The trouble is that we have yet to come up with a sensible replacement – a system that delivers at all hours seven day a week. The result is that we have too many people arriving in Accident and Emergency departments, and waiting miserably, when they do not really need to be there, and we have far too many dying at weekends.
Study after study has shown that if you check into hospital on a Friday or a Saturday, you are much more likely to snuff it – with an increased weekend mortality rate of between 11 and 15 per cent. Now this may be because people are heroically containing themselves all the working week, and showing the fortitude that I lacked as a child, and then collapsing at weekends when their relatives have time to take them into hospital.
“In the end, this boils down to how much the state will have to pay to get x number of doctors to work y number of hours, in order to provide a truly seven-day service”
Or else – and this is what most experts think – the phenomenon is related to the comparative scarcity, during the weekend, of expert medical opinion. Anybody who has waited with a relative on those quieter days, desperate to see a consultant, will know what I mean. It is a problem that this Government is rightly trying to sort out.
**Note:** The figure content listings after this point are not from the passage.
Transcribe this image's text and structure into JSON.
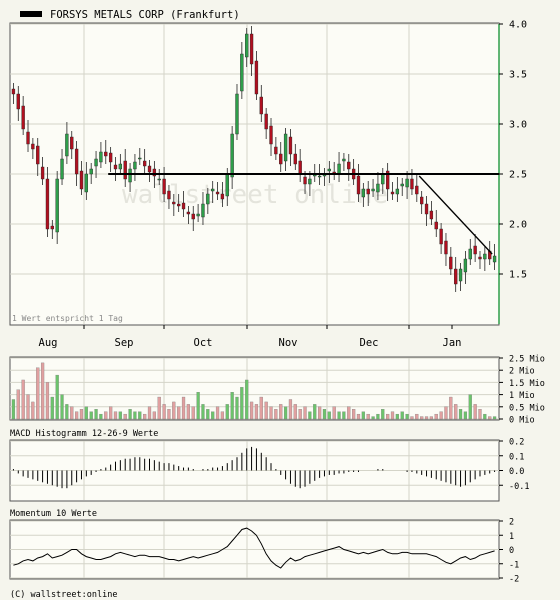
{
  "chart_data": {
    "type": "candlestick",
    "legend": {
      "label": "FORSYS METALS CORP (Frankfurt)",
      "color": "#000000",
      "placement": "top-left"
    },
    "note": "1 Wert entspricht 1 Tag",
    "watermark": "wallstreet online",
    "footer": "(C) wallstreet:online",
    "colors": {
      "up": "#2e9e4a",
      "down": "#b01020",
      "volume_up": "#6cc36c",
      "volume_down": "#e0a0a0",
      "plot_bg": "#fcfcf6",
      "grid": "#d4d4c8"
    },
    "x_months": [
      "Aug",
      "Sep",
      "Oct",
      "Nov",
      "Dec",
      "Jan"
    ],
    "price": {
      "ylim": [
        1.0,
        4.0
      ],
      "yticks": [
        "1.5",
        "2.0",
        "2.5",
        "3.0",
        "3.5",
        "4.0"
      ],
      "closes": [
        3.3,
        3.15,
        2.95,
        2.8,
        2.75,
        2.6,
        2.45,
        1.95,
        1.95,
        2.45,
        2.65,
        2.9,
        2.75,
        2.5,
        2.35,
        2.5,
        2.55,
        2.65,
        2.72,
        2.68,
        2.62,
        2.55,
        2.6,
        2.45,
        2.55,
        2.62,
        2.66,
        2.58,
        2.52,
        2.48,
        2.45,
        2.3,
        2.25,
        2.2,
        2.18,
        2.15,
        2.1,
        2.05,
        2.1,
        2.2,
        2.3,
        2.35,
        2.3,
        2.25,
        2.5,
        2.9,
        3.3,
        3.7,
        3.9,
        3.6,
        3.3,
        3.1,
        2.95,
        2.8,
        2.7,
        2.6,
        2.9,
        2.7,
        2.6,
        2.5,
        2.4,
        2.45,
        2.5,
        2.48,
        2.5,
        2.55,
        2.5,
        2.6,
        2.65,
        2.55,
        2.45,
        2.3,
        2.35,
        2.3,
        2.35,
        2.4,
        2.5,
        2.35,
        2.3,
        2.35,
        2.4,
        2.45,
        2.35,
        2.3,
        2.2,
        2.1,
        2.05,
        1.95,
        1.8,
        1.7,
        1.55,
        1.4,
        1.55,
        1.65,
        1.75,
        1.7,
        1.65,
        1.7,
        1.65,
        1.68
      ],
      "hlines": [
        {
          "y": 2.5
        }
      ],
      "trendlines": [
        {
          "x1": 84,
          "y1": 2.48,
          "x2": 99,
          "y2": 1.7
        }
      ]
    },
    "volume": {
      "title": "",
      "unit": "Mio",
      "ylim": [
        0,
        2.5
      ],
      "yticks": [
        "0 Mio",
        "0.5 Mio",
        "1 Mio",
        "1.5 Mio",
        "2 Mio",
        "2.5 Mio"
      ],
      "values": [
        0.8,
        1.2,
        1.6,
        1.0,
        0.7,
        2.1,
        2.3,
        1.5,
        0.9,
        1.8,
        1.0,
        0.6,
        0.5,
        0.3,
        0.4,
        0.5,
        0.3,
        0.4,
        0.2,
        0.3,
        0.5,
        0.3,
        0.3,
        0.2,
        0.4,
        0.3,
        0.3,
        0.2,
        0.5,
        0.3,
        0.9,
        0.6,
        0.4,
        0.7,
        0.5,
        0.9,
        0.6,
        0.5,
        1.1,
        0.6,
        0.4,
        0.3,
        0.5,
        0.3,
        0.6,
        1.1,
        0.9,
        1.3,
        1.6,
        0.7,
        0.6,
        0.9,
        0.7,
        0.5,
        0.4,
        0.6,
        0.5,
        0.8,
        0.6,
        0.4,
        0.5,
        0.3,
        0.6,
        0.5,
        0.4,
        0.3,
        0.5,
        0.3,
        0.3,
        0.5,
        0.4,
        0.2,
        0.3,
        0.2,
        0.1,
        0.2,
        0.4,
        0.2,
        0.3,
        0.2,
        0.3,
        0.2,
        0.1,
        0.2,
        0.1,
        0.1,
        0.1,
        0.2,
        0.3,
        0.5,
        0.9,
        0.6,
        0.4,
        0.3,
        1.0,
        0.6,
        0.4,
        0.2,
        0.1,
        0.1
      ]
    },
    "macd": {
      "title": "MACD Histogramm 12-26-9 Werte",
      "ylim": [
        -0.2,
        0.2
      ],
      "yticks": [
        "-0.1",
        "0.0",
        "0.1",
        "0.2"
      ],
      "values": [
        0.01,
        -0.02,
        -0.04,
        -0.05,
        -0.06,
        -0.07,
        -0.08,
        -0.09,
        -0.1,
        -0.11,
        -0.12,
        -0.12,
        -0.1,
        -0.08,
        -0.06,
        -0.04,
        -0.03,
        -0.01,
        0.01,
        0.02,
        0.04,
        0.06,
        0.07,
        0.08,
        0.08,
        0.09,
        0.09,
        0.08,
        0.08,
        0.07,
        0.06,
        0.05,
        0.05,
        0.04,
        0.03,
        0.02,
        0.02,
        0.01,
        0.0,
        0.01,
        0.01,
        0.02,
        0.02,
        0.03,
        0.05,
        0.07,
        0.09,
        0.12,
        0.15,
        0.16,
        0.15,
        0.12,
        0.09,
        0.05,
        0.01,
        -0.03,
        -0.06,
        -0.09,
        -0.11,
        -0.12,
        -0.11,
        -0.09,
        -0.07,
        -0.05,
        -0.04,
        -0.03,
        -0.03,
        -0.02,
        -0.02,
        -0.01,
        -0.01,
        -0.01,
        0.0,
        0.0,
        0.0,
        0.01,
        0.01,
        0.0,
        0.0,
        0.0,
        0.0,
        -0.01,
        -0.01,
        -0.02,
        -0.03,
        -0.04,
        -0.05,
        -0.06,
        -0.07,
        -0.08,
        -0.09,
        -0.1,
        -0.11,
        -0.1,
        -0.08,
        -0.06,
        -0.04,
        -0.03,
        -0.02,
        -0.01
      ]
    },
    "momentum": {
      "title": "Momentum 10 Werte",
      "ylim": [
        -2,
        2
      ],
      "yticks": [
        "-2",
        "-1",
        "0",
        "1",
        "2"
      ],
      "values": [
        -1.1,
        -1.0,
        -0.8,
        -0.7,
        -0.8,
        -0.6,
        -0.5,
        -0.3,
        -0.6,
        -0.5,
        -0.4,
        -0.2,
        0.0,
        0.0,
        -0.3,
        -0.5,
        -0.6,
        -0.7,
        -0.7,
        -0.6,
        -0.5,
        -0.3,
        -0.2,
        -0.3,
        -0.4,
        -0.5,
        -0.4,
        -0.4,
        -0.5,
        -0.5,
        -0.5,
        -0.6,
        -0.7,
        -0.7,
        -0.8,
        -0.7,
        -0.6,
        -0.5,
        -0.6,
        -0.5,
        -0.4,
        -0.3,
        -0.2,
        0.0,
        0.2,
        0.6,
        1.0,
        1.4,
        1.5,
        1.3,
        1.0,
        0.4,
        -0.3,
        -0.8,
        -1.1,
        -1.3,
        -0.9,
        -0.6,
        -0.8,
        -0.7,
        -0.5,
        -0.4,
        -0.3,
        -0.2,
        -0.1,
        0.0,
        0.1,
        0.2,
        0.0,
        -0.1,
        -0.2,
        -0.3,
        -0.2,
        -0.3,
        -0.2,
        -0.1,
        0.0,
        -0.2,
        -0.3,
        -0.3,
        -0.2,
        -0.2,
        -0.3,
        -0.3,
        -0.3,
        -0.3,
        -0.4,
        -0.5,
        -0.7,
        -0.9,
        -1.0,
        -0.8,
        -0.6,
        -0.5,
        -0.7,
        -0.6,
        -0.4,
        -0.3,
        -0.2,
        -0.1
      ]
    }
  }
}
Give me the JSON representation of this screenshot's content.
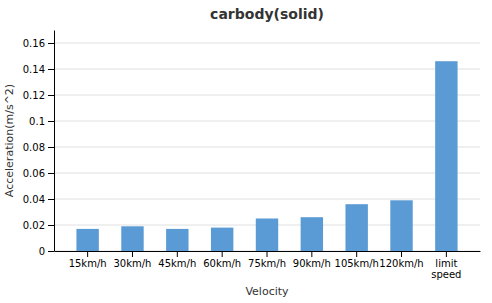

To achieve a seven-day service in the NHS is something that is supported by the overwhelming majority of doctors, and Jeremy Hunt, the Health Secretary, is absolutely right to be pressing ahead with his reforms. So it seems incredible to me that we are faced with escalating industrial action from junior doctors, beginning with a strike tomorrow and then – for the first time in the history of the NHS – a complete “no-cover” strike on February 10, a total withdrawal of services by those 55,000 junior doctors, an action that must surely endanger the lives of patients, that is when the problems start and the Medical Negligence Claims start to pile up, the Hospital have management issues and the people start to distrus the health system and the government that provie it.
How can they believe that this is the right thing to do? The crux of the dispute is about what constitutes “plain-time” (or the normal working day) and what are deemed to be “anti-social hours”. The doctors say that this is not about the money, but about their “work-life balance”. It is certainly true that being a doctor is about far more than the financial rewards. They are in it to heal and help their fellow human beings, and I have, as I say, a deep and primitive veneration for what they do
But I am afraid it cannot be completely true to say that money is irrelevant to the problem. In the end, this boils down to how much the state will have to pay to get x number of doctors to work y number of hours, in order to provide a truly seven-day service and help the British population to live longer and in better health.
The Government estimates that 75 per cent of junior doctors will be better off as a result of the proposals and that only 1 per cent will be worse off – those that already work more than 91 hours per week. So what is the difficulty?
It is surely not irrelevant that the doctors’ leadership – the BMA council – would appear to be heavily infiltrated by people who are not just Labour voters but who regard Jeremy Corbyn as the messiah. One BMA council member, Jacky Davis, tweeted “Now we can all vote Labour again”, when the bearded one was elected.
Another council member, David Wrigley, said that with Corbyn in charge “we can beat the Tories and make this country great again”. One member of the BMA junior doctors’ committee, Yannis Gourtsoyannis, said “a victory for the junior doctors would signify the first real crack in the entire edifice of austerity in the UK”. It strikes me that at least some of these people are more interested in politics than their patients.
The BMA leadership is in the grip of advanced Corbynitis. They need to get back round the table. The arbitration service Acas says progress is being made and surely a deal can be reached. As for a strike: at the risk of traducing his memory, I can’t believe it is what Dr Peck would have done.